Ce que cela change, concrètement, pour votre propre reportage
Je reçois souvent des futurs mariés qui parlent de « la belle photo » comme on parle d'un objet que l'on choisit. Or ce que cette galerie princière nous enseigne, c'est l'inverse: la force d'un reportage de mariage ne tient pas à la perfection formelle de l'instant, mais à sa vérité. Un regard qui dérive au mauvais moment, un éclat de rire saisi entre deux poses, une main qui cherche l'autre dans la foule — voilà ce qui résiste au temps, voilà ce qui, dix ans plus tard, fera encore battre quelque chose.

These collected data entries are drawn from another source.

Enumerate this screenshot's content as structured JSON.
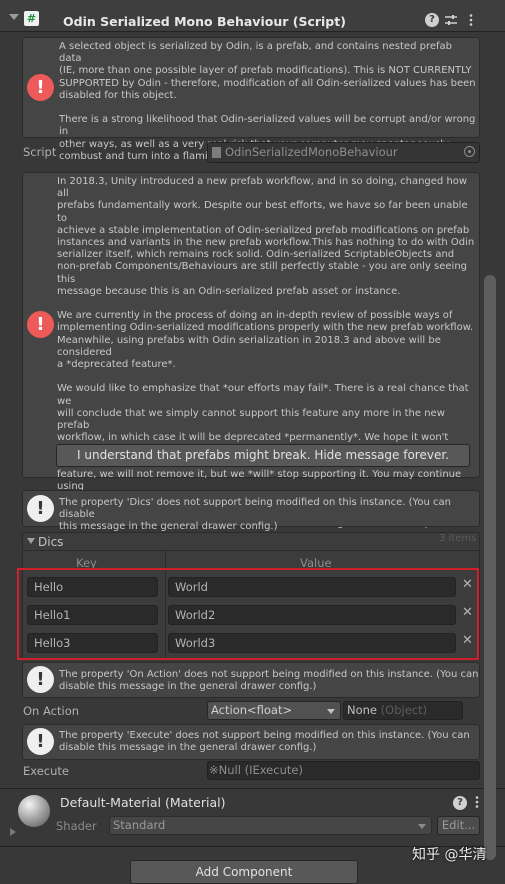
{
  "header": {
    "title": "Odin Serialized Mono Behaviour (Script)",
    "script_icon": "#"
  },
  "warning1": {
    "text": "A selected object is serialized by Odin, is a prefab, and contains nested prefab data\n(IE, more than one possible layer of prefab modifications). This is NOT CURRENTLY\nSUPPORTED by Odin - therefore, modification of all Odin-serialized values has been\ndisabled for this object.\n\nThere is a strong likelihood that Odin-serialized values will be corrupt and/or wrong in\nother ways, as well as a very real risk that your computer may spontaneously\ncombust and turn into a flaming wheel of cheese."
  },
  "script_field": {
    "label": "Script",
    "value": "OdinSerializedMonoBehaviour"
  },
  "warning2": {
    "text": "In 2018.3, Unity introduced a new prefab workflow, and in so doing, changed how all\nprefabs fundamentally work. Despite our best efforts, we have so far been unable to\nachieve a stable implementation of Odin-serialized prefab modifications on prefab\ninstances and variants in the new prefab workflow.This has nothing to do with Odin\nserializer itself, which remains rock solid. Odin-serialized ScriptableObjects and\nnon-prefab Components/Behaviours are still perfectly stable - you are only seeing this\nmessage because this is an Odin-serialized prefab asset or instance.\n\nWe are currently in the process of doing an in-depth review of possible ways of\nimplementing Odin-serialized modifications properly with the new prefab workflow.\nMeanwhile, using prefabs with Odin serialization in 2018.3 and above will be considered\na *deprecated feature*.\n\nWe would like to emphasize that *our efforts may fail*. There is a real chance that we\nwill conclude that we simply cannot support this feature any more in the new prefab\nworkflow, in which case it will be deprecated *permanently*. We hope it won't come to\nthat, but we sadly cannot promise that it won't happen. If we do deprecate the\nfeature, we will not remove it, but we *will* stop supporting it. You may continue using\nit, but only at your own risk.\n\nPlease keep all this in mind, if you wish to continue using Odin-serialized prefabs.",
    "button_label": "I understand that prefabs might break. Hide message forever."
  },
  "info_dics": {
    "text": "The property 'Dics' does not support being modified on this instance. (You can disable\nthis message in the general drawer config.)"
  },
  "dics": {
    "label": "Dics",
    "count": "3 items",
    "key_header": "Key",
    "value_header": "Value",
    "rows": [
      {
        "key": "Hello",
        "value": "World"
      },
      {
        "key": "Hello1",
        "value": "World2"
      },
      {
        "key": "Hello3",
        "value": "World3"
      }
    ],
    "highlight_color": "#d0202a"
  },
  "info_on_action": {
    "text": "The property 'On Action' does not support being modified on this instance. (You can\ndisable this message in the general drawer config.)"
  },
  "on_action": {
    "label": "On Action",
    "dropdown": "Action<float>",
    "target": "None",
    "target_type": "(Object)"
  },
  "info_execute": {
    "text": "The property 'Execute' does not support being modified on this instance. (You can\ndisable this message in the general drawer config.)"
  },
  "execute": {
    "label": "Execute",
    "value": "Null (IExecute)",
    "prefix_glyph": "※"
  },
  "material": {
    "title": "Default-Material (Material)",
    "shader_label": "Shader",
    "shader_value": "Standard",
    "edit_label": "Edit..."
  },
  "add_component_label": "Add Component",
  "watermark": "知乎 @华清"
}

Quand vous échangez avec un photographe, demandez-lui moins une liste de poses qu'une vision du lien. Comment perçoit-il le silence entre deux personnes qui s'aiment? Quelle place laisse-t-il à l'imprévu du jour? Charlene elle-même, lorsqu'elle évoquait ses enfants dans une interview conjointe avec le prince Albert II accordée à Monaco Matin en novembre 2023, ne parlait jamais de leurs apparitions publiques mais de ce qu'ils incarnent: « Nos enfants représentent le futur de la Principauté. » C'est cette profondeur-là, ce refus du décor vide, qui donne à une image sa capacité de durer.
Observer ces trente photos, c'est aussi se rappeler qu'un grand reportage ne montre pas des personnages: il montre des liens. Et c'est ce que vous confie, presque malgré elle, le visage de Charlene quand elle pose les yeux sur ses enfants.